Metrics and Metric Collection

This page describes how metrics are categorized in VMware vFabric™ Hyperic®, how metric baselines are calculated and used, and default metric collection settings.

Metric Categories

Availability

In Hyperic, a resource is "available" when it is ready to service requests. More specifically, a platform is available if the HQ Server can reach it. For other inventory types, HQ issues a query or a request to the resource to determine its availability. If a resource that is part of an application is unavailable, Hyperic considers the entire application to be unavailable. A managed resource's availability is displayed as follows:

Availability Icon Color

Availability Icon

State

Definition

Green

images/download/attachments/79038082/icon_available_green.gif

Up

For an individual resource, indicates that its availability status is "up".

For a group, indicates that none of the group members has availability status of "down".

Yellow

images/download/attachments/79038082/icon_available_yellow.gif

Warn

This state is valid for a group only. It indicates that (1) one or more group members, but not all members, have the availability state of "down", and (2) the remaining members have status "green".

Blue

images/download/attachments/79038082/icon_available_orange.gif

Maintenance/Paused

This icon appears only for a VM or a group of VMs.

For an individual VM indicates it is paused.

For a group, indicates that all VMs in the group are paused.

Red

images/download/attachments/79038082/icon_available_red.gif

Down

For an individual resource, indicates that its availability status is "down".

For a group, indicates that all members of the group have either availability status "red" or "unknown".

Grey

images/download/attachments/79038082/icon_available_error.gif

Unknown

For an individual resource, indicates that its availability is unknown.

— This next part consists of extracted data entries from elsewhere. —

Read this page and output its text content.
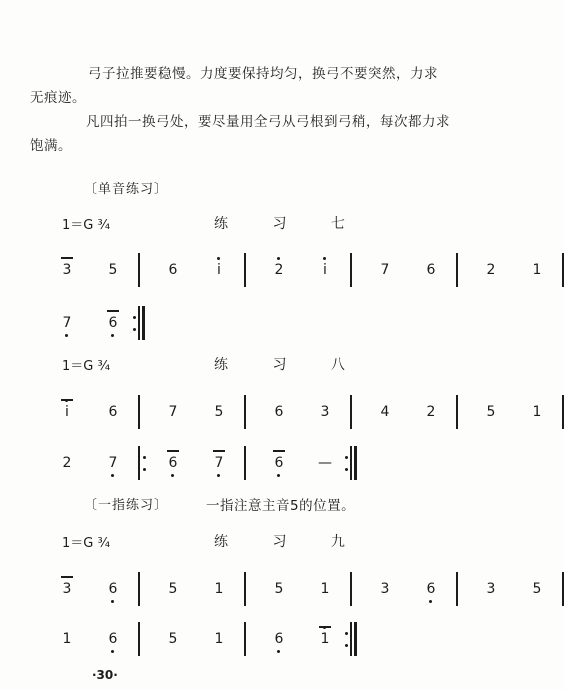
弓子拉推要稳慢。力度要保持均匀，换弓不要突然，力求无痕迹。
凡四拍一换弓处，要尽量用全弓从弓根到弓稍，每次都力求饱满。
〔单音练习〕
1＝G ¾	练 习 七
3	5	6	i	2	i	7	6	2	1
7	6
1＝G ¾	练 习 八
i	6	7	5	6	3	4	2	5	1
2	7	6	7	6 —
〔一指练习〕	一指注意主音5的位置。
1＝G ¾	练 习 九
3	6	5	1	5	1	3	6	3	5
1	6	5	1	6	1
·30·
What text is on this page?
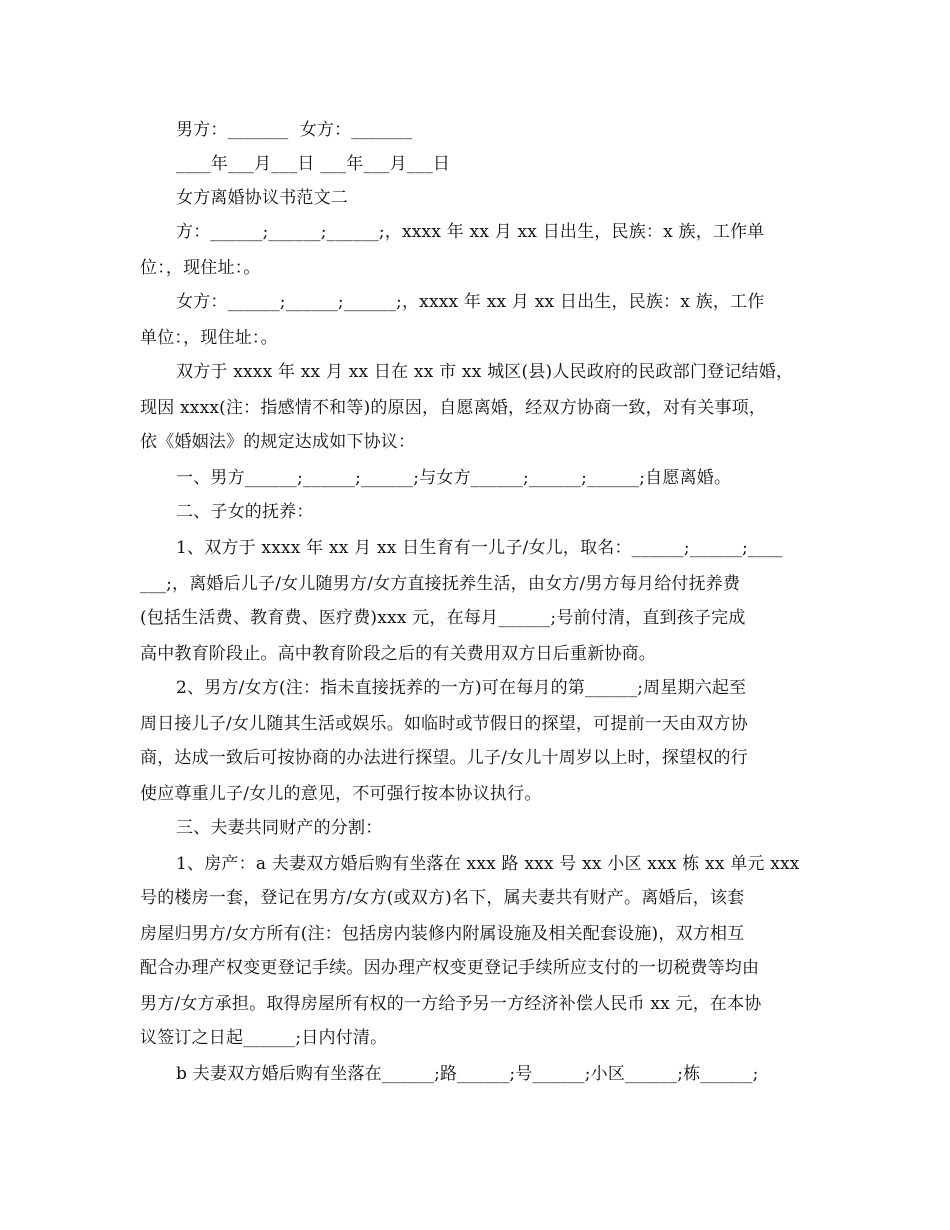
男方：_______  女方：_______
____年___月___日 ___年___月___日
女方离婚协议书范文二
方：______;______;______;，xxxx 年 xx 月 xx 日出生，民族：x 族，工作单
位：，现住址：。
女方：______;______;______;，xxxx 年 xx 月 xx 日出生，民族：x 族，工作
单位：，现住址：。
双方于 xxxx 年 xx 月 xx 日在 xx 市 xx 城区(县)人民政府的民政部门登记结婚，
现因 xxxx(注：指感情不和等)的原因，自愿离婚，经双方协商一致，对有关事项，
依《婚姻法》的规定达成如下协议：
一、男方______;______;______;与女方______;______;______;自愿离婚。
二、子女的抚养：
1、双方于 xxxx 年 xx 月 xx 日生育有一儿子/女儿，取名：______;______;____
___;，离婚后儿子/女儿随男方/女方直接抚养生活，由女方/男方每月给付抚养费
(包括生活费、教育费、医疗费)xxx 元，在每月______;号前付清，直到孩子完成
高中教育阶段止。高中教育阶段之后的有关费用双方日后重新协商。
2、男方/女方(注：指未直接抚养的一方)可在每月的第______;周星期六起至
周日接儿子/女儿随其生活或娱乐。如临时或节假日的探望，可提前一天由双方协
商，达成一致后可按协商的办法进行探望。儿子/女儿十周岁以上时，探望权的行
使应尊重儿子/女儿的意见，不可强行按本协议执行。
三、夫妻共同财产的分割：
1、房产：a 夫妻双方婚后购有坐落在 xxx 路 xxx 号 xx 小区 xxx 栋 xx 单元 xxx
号的楼房一套，登记在男方/女方(或双方)名下，属夫妻共有财产。离婚后，该套
房屋归男方/女方所有(注：包括房内装修内附属设施及相关配套设施)，双方相互
配合办理产权变更登记手续。因办理产权变更登记手续所应支付的一切税费等均由
男方/女方承担。取得房屋所有权的一方给予另一方经济补偿人民币 xx 元，在本协
议签订之日起______;日内付清。
b 夫妻双方婚后购有坐落在______;路______;号______;小区______;栋______;
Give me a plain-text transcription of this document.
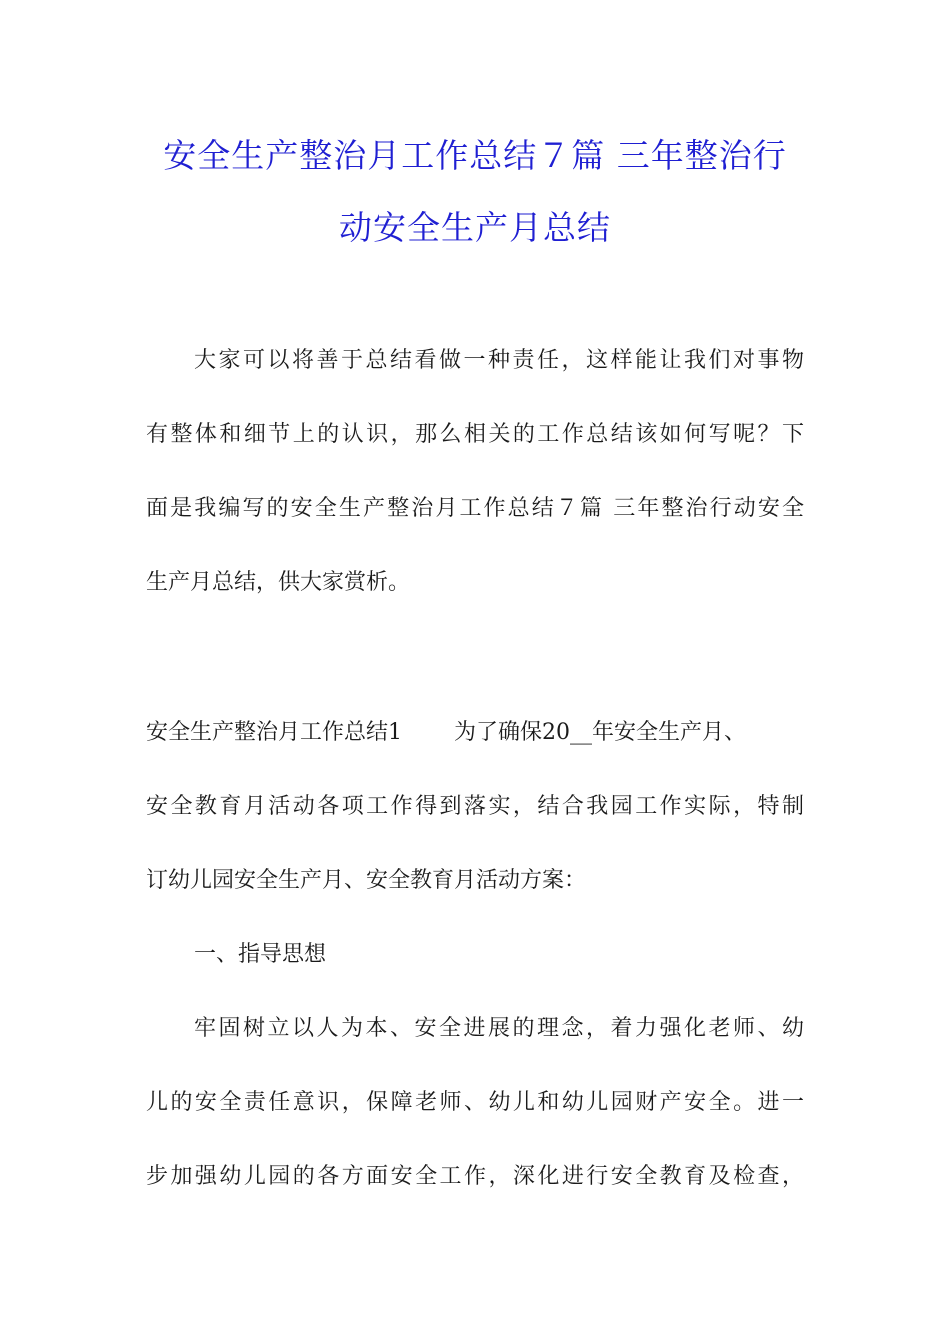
安全生产整治月工作总结７篇 三年整治行
动安全生产月总结
大家可以将善于总结看做一种责任，这样能让我们对事物
有整体和细节上的认识，那么相关的工作总结该如何写呢？下
面是我编写的安全生产整治月工作总结７篇 三年整治行动安全
生产月总结，供大家赏析。
安全生产整治月工作总结1 为了确保20__年安全生产月、
安全教育月活动各项工作得到落实，结合我园工作实际，特制
订幼儿园安全生产月、安全教育月活动方案：
一、指导思想
牢固树立以人为本、安全进展的理念，着力强化老师、幼
儿的安全责任意识，保障老师、幼儿和幼儿园财产安全。进一
步加强幼儿园的各方面安全工作，深化进行安全教育及检查，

For a group, indicates that the availability of at least one of the members is unknown.

Blue

images/download/attachments/79038082/AvailabilitySuspended.gif

Suspended/Powered Off

This icon appears only for a VM or a group of VMs.

For an single VM indicates it is suspended or powered off.

For a group of VMs, indicates that all VMs in the group are suspended or powered down.

When HQ notifies you that an application is unavailable, you can drill down into the resources that make up that application in order to determine which resource (such as a web server, application server, or database) is causing the availability problem.

Throughput

HQ can measure throughput for each managed resource. For Web servers and application servers, throughput is typically measured as bytes served, bytes received, number of requests, and number of responses over a user-specified period of time (minutes, hours, days). For databases, throughput is typically measured as the number of requests processed or active connections over a specified period of time.

Utilization

Hyperic HQ can measure utilization rates for the platforms and servers that make up an Application. Examples of utilization include number of sessions created and destroyed, number of loaded or reloaded servlets, JVM total, used, and free memory, EJB creates, removes, loads, stores, and so on.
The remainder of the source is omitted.